We had the sport-tuned suspension in our tester that didn't create the harsh ride some sport suspensions do. While the ride was stiff, I didn't feel every bump in the road.

Interior styling is dramatic, another feature that appealed to the youths but not the elders. The seats are red and black leather, the steering wheel is the same combination, as is the side panel trim is also red and black. It's striking, but a bit much for older people.

On the shifter and in the headrests are triangular-shaped motifs to remind you that there's a rotary engine underneath the hood. Incidentally, under the hood there could be anything, with the massive engine cover. Also, the oil dipstick was hard to find.

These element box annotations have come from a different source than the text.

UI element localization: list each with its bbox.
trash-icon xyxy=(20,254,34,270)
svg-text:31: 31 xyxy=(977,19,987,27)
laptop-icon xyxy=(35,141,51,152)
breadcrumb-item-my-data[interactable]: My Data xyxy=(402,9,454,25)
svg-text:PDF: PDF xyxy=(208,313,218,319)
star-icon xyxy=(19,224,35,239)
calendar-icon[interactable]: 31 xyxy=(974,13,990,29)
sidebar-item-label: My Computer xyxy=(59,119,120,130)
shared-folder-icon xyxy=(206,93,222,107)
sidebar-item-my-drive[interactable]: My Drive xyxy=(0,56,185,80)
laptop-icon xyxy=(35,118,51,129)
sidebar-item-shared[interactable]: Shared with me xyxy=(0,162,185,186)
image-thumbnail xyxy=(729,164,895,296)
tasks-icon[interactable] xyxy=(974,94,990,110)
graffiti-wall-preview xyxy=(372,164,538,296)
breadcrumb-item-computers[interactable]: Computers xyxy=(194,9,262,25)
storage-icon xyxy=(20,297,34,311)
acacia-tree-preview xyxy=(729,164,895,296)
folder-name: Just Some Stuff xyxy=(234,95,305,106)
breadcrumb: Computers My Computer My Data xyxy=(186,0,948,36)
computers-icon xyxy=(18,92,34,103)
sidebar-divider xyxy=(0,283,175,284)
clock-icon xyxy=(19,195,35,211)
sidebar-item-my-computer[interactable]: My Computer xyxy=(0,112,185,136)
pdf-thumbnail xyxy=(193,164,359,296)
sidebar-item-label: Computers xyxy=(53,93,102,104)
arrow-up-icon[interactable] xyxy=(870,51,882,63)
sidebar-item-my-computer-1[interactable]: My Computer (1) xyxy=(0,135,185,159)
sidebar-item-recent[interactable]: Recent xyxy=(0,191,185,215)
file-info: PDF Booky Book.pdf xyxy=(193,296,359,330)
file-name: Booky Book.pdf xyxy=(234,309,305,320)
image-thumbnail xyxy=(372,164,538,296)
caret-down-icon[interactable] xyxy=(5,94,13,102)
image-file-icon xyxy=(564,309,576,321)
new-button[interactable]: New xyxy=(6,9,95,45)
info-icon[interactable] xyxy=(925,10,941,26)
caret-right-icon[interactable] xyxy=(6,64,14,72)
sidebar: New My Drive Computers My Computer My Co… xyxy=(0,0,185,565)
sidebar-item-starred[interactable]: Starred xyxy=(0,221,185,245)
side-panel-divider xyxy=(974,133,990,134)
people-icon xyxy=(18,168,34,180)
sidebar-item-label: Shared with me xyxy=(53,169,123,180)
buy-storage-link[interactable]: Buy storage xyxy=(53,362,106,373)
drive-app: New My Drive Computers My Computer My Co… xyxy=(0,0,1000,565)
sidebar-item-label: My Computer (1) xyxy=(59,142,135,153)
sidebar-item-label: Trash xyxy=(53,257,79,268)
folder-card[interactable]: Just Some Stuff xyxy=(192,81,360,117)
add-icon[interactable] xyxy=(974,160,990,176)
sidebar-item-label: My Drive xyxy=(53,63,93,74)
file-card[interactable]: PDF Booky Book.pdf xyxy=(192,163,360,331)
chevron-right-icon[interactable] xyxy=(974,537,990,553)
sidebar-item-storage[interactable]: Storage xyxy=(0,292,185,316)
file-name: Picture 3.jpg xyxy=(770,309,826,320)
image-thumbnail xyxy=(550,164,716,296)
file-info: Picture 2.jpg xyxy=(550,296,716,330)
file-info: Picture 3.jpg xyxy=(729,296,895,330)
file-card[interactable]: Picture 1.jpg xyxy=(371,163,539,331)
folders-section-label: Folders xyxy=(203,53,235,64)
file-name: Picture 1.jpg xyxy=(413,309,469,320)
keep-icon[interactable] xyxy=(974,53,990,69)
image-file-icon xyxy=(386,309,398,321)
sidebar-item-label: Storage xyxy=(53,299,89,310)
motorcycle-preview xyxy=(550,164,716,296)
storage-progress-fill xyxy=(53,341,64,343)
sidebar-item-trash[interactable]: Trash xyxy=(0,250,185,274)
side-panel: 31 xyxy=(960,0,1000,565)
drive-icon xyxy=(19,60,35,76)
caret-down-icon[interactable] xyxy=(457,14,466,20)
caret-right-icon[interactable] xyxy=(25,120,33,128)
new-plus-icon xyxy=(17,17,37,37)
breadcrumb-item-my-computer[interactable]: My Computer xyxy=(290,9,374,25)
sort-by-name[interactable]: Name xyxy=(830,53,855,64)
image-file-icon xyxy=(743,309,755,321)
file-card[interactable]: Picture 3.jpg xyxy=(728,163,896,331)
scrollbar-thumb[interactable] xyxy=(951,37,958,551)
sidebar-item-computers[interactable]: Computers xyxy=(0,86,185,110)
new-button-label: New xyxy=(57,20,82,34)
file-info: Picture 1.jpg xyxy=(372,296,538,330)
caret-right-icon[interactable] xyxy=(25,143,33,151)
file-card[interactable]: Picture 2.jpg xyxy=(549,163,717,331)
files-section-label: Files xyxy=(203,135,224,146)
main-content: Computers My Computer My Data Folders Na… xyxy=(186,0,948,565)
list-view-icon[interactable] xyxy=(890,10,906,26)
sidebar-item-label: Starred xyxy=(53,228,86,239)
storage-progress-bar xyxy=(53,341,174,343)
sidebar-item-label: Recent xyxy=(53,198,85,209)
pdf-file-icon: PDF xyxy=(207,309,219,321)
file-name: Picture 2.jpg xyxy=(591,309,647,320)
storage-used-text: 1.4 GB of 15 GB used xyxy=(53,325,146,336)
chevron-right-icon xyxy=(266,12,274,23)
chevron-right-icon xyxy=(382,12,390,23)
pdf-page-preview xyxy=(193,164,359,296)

The pedals are slotted aluminum - "racing style" - and there's a "dead pedal" off to the left.

Visors are equally unique. There's solid in the middle, with a mirror behind. But on the side's they're perforated. They block the sun perfectly well and offer a different perspective.

Between the two front buckets rest that slides rearward to expose two cupholders, similar to Jaguar. There's also a center-mounted armrest for the rear passengers. I liked the little drawer by the driver's left knee that's perfect for a cell phone.

Mazda's RX-8 is a worthy successor to the RX-7, and embodies the company's spirit of "Zoom-zoom." It's fun to drive without being offensive to other cars or neighbors. With a base price of $26,680 to which was added a $4,000 grand touring package (Bose sound system, power driver's seat, heated seats, Homelink, heated mirrors and Xenon headlights and fog lamps), and $520 for delivery, processing and handling, the bottom line of $31,200 is acceptable for a sports car.